I had a lot to say about this subject and decided to divide this post into two parts. Look for part 2 this next week.
I've been wanting to share my journey towards simplicity. I feel I have been on this journey for awhile but I also feel am just beginning. Honestly, right now it feels like a jumbled up mess of thoughts, desires, and expectations. I can clearly see what I want. A clean and tidy home with very few items. I want everything we own to be something we truly love or is truly useful and used often. I dream of a schedule and to do list that completes all the important tasks of my day, leaves time for play and rejuvenation, and creates space to serve and connect, to build relationships with those I love most. I want space to breath, to dream, to create, to connect, to play.
I want to have time to spend with family and friends. I want to welcome everyday knowing that I can get to all the items on my short, simple to do list. I want that list to include mindful activities that include building relationships with my dear sweet family, those that live with me and those that live far away. I want it to include task and responsibilities that keep my home running smoothly, food on the table, and clean clothes hung in the closet. I want it to include rest and rejuvenation. I want it to include service in my church, in my community, and to my friends and family. I want to have time to be playful, have fun, and enjoy life. I want to work hard. I want to accomplish goals.
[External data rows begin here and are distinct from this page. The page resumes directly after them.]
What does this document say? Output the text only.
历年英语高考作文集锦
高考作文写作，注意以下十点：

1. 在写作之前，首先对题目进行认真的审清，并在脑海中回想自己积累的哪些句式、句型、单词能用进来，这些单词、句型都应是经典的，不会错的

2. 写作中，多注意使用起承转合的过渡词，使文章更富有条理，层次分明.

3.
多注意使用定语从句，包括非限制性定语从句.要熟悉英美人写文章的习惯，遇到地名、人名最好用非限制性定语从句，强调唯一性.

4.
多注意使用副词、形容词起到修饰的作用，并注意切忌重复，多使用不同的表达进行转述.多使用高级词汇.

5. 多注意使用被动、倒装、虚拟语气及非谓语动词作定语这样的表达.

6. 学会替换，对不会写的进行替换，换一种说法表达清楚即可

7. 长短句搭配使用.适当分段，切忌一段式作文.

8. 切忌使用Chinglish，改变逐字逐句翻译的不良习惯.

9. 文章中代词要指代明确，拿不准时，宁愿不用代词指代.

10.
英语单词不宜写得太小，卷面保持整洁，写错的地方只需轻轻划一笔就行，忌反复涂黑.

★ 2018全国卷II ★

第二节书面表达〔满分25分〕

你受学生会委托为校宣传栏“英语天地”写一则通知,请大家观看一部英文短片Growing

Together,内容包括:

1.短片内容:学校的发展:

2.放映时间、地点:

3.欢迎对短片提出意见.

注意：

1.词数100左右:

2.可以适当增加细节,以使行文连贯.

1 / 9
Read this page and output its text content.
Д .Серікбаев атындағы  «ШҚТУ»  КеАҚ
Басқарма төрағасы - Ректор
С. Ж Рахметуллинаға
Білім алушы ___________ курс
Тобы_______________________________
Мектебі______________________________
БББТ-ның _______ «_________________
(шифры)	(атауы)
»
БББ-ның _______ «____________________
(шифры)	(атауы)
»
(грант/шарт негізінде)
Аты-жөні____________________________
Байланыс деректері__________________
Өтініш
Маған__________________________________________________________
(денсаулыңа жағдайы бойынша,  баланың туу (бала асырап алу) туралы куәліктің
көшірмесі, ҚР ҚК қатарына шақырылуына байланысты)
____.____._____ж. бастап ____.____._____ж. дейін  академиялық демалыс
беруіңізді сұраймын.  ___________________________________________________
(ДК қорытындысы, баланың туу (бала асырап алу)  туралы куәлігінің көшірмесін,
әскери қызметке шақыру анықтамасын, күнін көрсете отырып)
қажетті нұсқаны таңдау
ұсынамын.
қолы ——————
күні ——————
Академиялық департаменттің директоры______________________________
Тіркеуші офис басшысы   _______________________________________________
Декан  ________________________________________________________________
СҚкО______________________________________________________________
This stage of life seems too complicated. A home to maintain and remodel, a huge yard, a dog, a husband, 4 kiddos, homework, cleaning, service in church and community, extended family, a business, etc. The items above swirl around in my mind, how can I do all I want to do and keep things simple? The answer that comes is less. Less stuff, less activities, less on the to do list, less to worry about, less to organize and clean, less to plan. I want less so I can have more. Kat Lee from Inspired to Action has said she wants to do as little as possible as well as possible. I love this. I'm doing so many things now but I'm definitely not doing them as well as I could be. What if I could wipe my schedule clean and just add back a few items and do them amazingly well? What if I could get rid of all my extra stuff and keep the very best? What if I could keep things so simple and easy that it was simple and easy to do it all and do it well.
This is the answer. In the last couple years I have tried in small and simple ways to implement simplicity and have been rewarded with peace, calm, and feelings of accomplishment. I know it is the answer. I'm ready to tackle and simplify every aspect of my life, stripping away the excess, and keeping the very best.
How has simplicity benefited you in your life? Have you experimented with it and had success? Do you have any recommendations for where I can begin?